Not based on electricity production we will have in the future (presumably mostly nuclear).

If vehicles are condemned based on current electricity production, then there will be no transition and there will only be ICE and hybrids. You are condemning whole classes of vehicles based on current production.

It's a chicken and egg thing. You will not get a sudden switch to electric vehicles at the point where the electric grid crosses a particular threshold of fossil versus nuclear. The groundwork has to be laid so that there is charging infrastructure (for one thing) in place. That means electric vehicles NOW and in increasing numbers as that threshold is approached.

NNadir

(35,920 posts)
6. It seems every time we talk, I have to make this remark: "Is" is different that "could."
Sun Jun 1, 2025, 03:26 PM
Sunday

I support electric vehicles in France, I guess. (I'd rather do without cars, although I'm a hypocrite in so saying since I own and use one.)

I don't support them in New Jersey, because in New Jersey electricity is dirty, and electric cars are worse than gasoline. My car is slightly less noxious than either an electric car or a gasoline car, but "slightly better" is not the same as "good."

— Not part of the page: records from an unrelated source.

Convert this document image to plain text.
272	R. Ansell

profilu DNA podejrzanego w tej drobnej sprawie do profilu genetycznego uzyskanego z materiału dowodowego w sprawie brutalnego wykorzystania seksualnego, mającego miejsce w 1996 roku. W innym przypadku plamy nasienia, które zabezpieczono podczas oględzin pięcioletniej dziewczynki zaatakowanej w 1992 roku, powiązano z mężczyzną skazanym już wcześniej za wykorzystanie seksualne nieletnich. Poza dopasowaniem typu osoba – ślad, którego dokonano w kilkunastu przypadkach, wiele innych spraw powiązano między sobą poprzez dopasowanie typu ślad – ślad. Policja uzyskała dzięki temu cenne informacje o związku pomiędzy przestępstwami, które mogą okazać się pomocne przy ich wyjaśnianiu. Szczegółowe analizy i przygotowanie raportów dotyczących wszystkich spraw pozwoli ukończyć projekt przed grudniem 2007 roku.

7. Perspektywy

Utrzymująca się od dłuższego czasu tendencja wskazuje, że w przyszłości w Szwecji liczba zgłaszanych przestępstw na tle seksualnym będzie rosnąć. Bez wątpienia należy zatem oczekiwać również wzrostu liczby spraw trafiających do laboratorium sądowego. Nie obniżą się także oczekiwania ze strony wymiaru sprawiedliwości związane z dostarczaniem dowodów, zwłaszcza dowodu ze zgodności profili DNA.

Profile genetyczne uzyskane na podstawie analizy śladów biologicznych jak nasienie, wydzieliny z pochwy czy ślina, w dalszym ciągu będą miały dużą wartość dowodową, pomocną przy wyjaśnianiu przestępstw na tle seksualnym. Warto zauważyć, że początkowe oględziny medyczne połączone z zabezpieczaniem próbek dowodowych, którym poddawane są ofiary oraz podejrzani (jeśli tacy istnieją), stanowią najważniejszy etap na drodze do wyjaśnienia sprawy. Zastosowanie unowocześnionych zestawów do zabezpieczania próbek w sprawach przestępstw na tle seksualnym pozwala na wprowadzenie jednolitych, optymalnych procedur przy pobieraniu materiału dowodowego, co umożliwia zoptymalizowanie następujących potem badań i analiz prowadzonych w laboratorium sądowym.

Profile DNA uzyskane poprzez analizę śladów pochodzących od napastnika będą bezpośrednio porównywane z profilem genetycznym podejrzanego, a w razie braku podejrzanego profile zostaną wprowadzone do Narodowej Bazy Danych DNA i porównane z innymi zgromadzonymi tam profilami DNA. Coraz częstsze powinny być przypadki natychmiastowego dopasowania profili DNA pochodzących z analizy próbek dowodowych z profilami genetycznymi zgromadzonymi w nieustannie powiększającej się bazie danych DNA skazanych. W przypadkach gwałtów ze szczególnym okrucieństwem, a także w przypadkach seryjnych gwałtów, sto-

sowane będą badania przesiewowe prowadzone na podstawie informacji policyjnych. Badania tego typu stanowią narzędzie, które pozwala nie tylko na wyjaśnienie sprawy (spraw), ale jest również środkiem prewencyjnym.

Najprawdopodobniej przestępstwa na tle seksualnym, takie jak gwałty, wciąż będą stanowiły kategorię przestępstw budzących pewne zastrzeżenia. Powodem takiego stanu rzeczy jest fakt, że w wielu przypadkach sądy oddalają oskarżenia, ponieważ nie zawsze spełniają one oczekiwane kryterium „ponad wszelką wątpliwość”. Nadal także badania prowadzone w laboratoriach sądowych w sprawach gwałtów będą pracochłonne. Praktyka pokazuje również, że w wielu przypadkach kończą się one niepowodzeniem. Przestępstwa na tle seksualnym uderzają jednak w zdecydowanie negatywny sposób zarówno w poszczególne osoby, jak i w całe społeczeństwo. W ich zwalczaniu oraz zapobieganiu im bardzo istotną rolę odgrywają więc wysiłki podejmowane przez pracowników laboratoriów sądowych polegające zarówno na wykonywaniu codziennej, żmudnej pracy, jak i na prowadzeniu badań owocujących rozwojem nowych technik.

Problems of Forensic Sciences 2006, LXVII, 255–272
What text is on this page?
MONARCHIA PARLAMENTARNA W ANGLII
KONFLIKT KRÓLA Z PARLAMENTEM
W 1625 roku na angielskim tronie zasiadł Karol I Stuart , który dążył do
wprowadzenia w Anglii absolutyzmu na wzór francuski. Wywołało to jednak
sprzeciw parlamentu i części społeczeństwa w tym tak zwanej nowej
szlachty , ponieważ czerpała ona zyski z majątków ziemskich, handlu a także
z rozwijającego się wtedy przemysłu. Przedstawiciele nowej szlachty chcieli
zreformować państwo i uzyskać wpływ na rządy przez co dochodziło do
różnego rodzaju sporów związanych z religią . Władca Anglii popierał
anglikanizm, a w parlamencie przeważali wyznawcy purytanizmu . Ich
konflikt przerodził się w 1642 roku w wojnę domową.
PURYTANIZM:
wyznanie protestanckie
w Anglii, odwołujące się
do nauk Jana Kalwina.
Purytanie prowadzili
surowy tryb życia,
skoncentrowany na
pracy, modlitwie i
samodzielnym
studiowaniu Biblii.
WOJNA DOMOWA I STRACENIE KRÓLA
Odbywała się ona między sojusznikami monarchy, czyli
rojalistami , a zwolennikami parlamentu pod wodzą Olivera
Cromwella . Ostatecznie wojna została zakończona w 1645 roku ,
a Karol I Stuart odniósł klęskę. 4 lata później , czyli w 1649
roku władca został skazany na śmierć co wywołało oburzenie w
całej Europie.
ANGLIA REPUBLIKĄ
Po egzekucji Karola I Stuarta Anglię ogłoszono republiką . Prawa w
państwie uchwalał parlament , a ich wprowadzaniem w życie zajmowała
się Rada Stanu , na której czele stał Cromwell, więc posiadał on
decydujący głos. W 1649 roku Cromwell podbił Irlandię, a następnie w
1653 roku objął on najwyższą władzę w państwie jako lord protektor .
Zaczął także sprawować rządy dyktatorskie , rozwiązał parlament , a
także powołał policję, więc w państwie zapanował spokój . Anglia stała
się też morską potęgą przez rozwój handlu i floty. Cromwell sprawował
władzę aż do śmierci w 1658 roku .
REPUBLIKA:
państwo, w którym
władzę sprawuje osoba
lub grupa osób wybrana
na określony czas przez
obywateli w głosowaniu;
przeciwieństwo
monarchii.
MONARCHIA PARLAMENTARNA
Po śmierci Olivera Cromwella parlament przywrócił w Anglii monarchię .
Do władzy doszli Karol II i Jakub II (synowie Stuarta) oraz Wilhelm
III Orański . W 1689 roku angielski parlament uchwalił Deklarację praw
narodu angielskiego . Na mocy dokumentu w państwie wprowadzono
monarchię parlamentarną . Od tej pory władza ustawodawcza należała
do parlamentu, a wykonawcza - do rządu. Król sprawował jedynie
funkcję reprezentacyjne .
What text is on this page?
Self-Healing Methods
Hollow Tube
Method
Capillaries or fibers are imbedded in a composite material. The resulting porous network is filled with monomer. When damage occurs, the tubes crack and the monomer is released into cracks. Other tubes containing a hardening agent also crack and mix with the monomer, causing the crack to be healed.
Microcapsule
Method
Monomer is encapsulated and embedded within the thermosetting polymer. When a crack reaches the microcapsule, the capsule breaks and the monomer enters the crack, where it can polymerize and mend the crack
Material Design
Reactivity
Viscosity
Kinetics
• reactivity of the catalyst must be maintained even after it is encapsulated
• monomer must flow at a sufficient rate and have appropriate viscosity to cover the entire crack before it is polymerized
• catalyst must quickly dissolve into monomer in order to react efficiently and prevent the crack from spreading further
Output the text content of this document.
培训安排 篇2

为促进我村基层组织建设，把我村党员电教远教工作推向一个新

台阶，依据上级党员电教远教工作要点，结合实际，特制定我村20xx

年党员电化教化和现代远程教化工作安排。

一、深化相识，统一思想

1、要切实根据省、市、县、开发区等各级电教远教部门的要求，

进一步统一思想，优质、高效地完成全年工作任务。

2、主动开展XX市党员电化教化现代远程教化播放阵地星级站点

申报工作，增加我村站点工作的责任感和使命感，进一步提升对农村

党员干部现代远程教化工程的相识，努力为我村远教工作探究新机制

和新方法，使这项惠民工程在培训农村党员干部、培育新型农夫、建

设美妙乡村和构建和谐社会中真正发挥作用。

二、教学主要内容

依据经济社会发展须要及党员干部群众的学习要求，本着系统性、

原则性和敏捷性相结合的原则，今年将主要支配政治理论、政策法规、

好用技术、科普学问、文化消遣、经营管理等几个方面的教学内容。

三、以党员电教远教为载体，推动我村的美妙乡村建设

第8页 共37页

I really, really, really, really am sick of hearing about a putative "energy transition." To me, it's rather like thinking Jesus is concerned about my paycheck and my health and whether I can find a parking space in time to make my next appointment.

I don't believe in Jesus, and to believe that there is an "energy transition" is very close to believing in Jesus. We are burning more fossil fuels than ever. There is no "energy transition," other than from bad to worse.

Electric cars are subject to the same constraints as so called "renewable energy," They'll be a lecture tomorrow night on critical minerals at the Institute of Advanced Study in Princeton. I'll attend to deepen my already fairly deep understanding of the issue.

No lanthanide mines, no cobalt mines, no nickel mines, no lithium mines, no electric cars.

The car CULTure is not sustainable in any form, and the sooner we face that the sooner we will be able to slow the acceleration of the collapse of the planetary atmosphere.

Bernardo de La Paz

(56,119 posts)
7. You don't want an energy transition to nuclear? I thought you did.
Sun Jun 1, 2025, 03:55 PM
Sunday

When that transition reaches some threshold point, electric vehicles will be "cleaner" than ICE or HEV. Where that transition point is exactly is hard to know, but is not the issue. Somewhere further down the road there will be enough clean energy to make BEV and PHEV clearly cleaner than ICE or HEV.

When there is enough clean energy, there is not going to be a sudden mass changeover to BEV/PHEV. There has to be the infrastructure for them. If people don't use increasingly more BEV/PHEV now, the infrastructure won't be there to get rid of ICE/HEV.

If the electric grid is 90% nuclear in the future you want (if not perhaps 100% nuclear), would you still want ICE/HEV? I think you would not want them, but maybe I'm wrong. You can't get from here to there without both an energy transition and a vehicle transition. Neither transition will be instant.

If you eliminate car culture, that means no taxis either.
If you eliminate cars and electric busses, that means only bicycles, trains, and planes continentally. That is not going to work.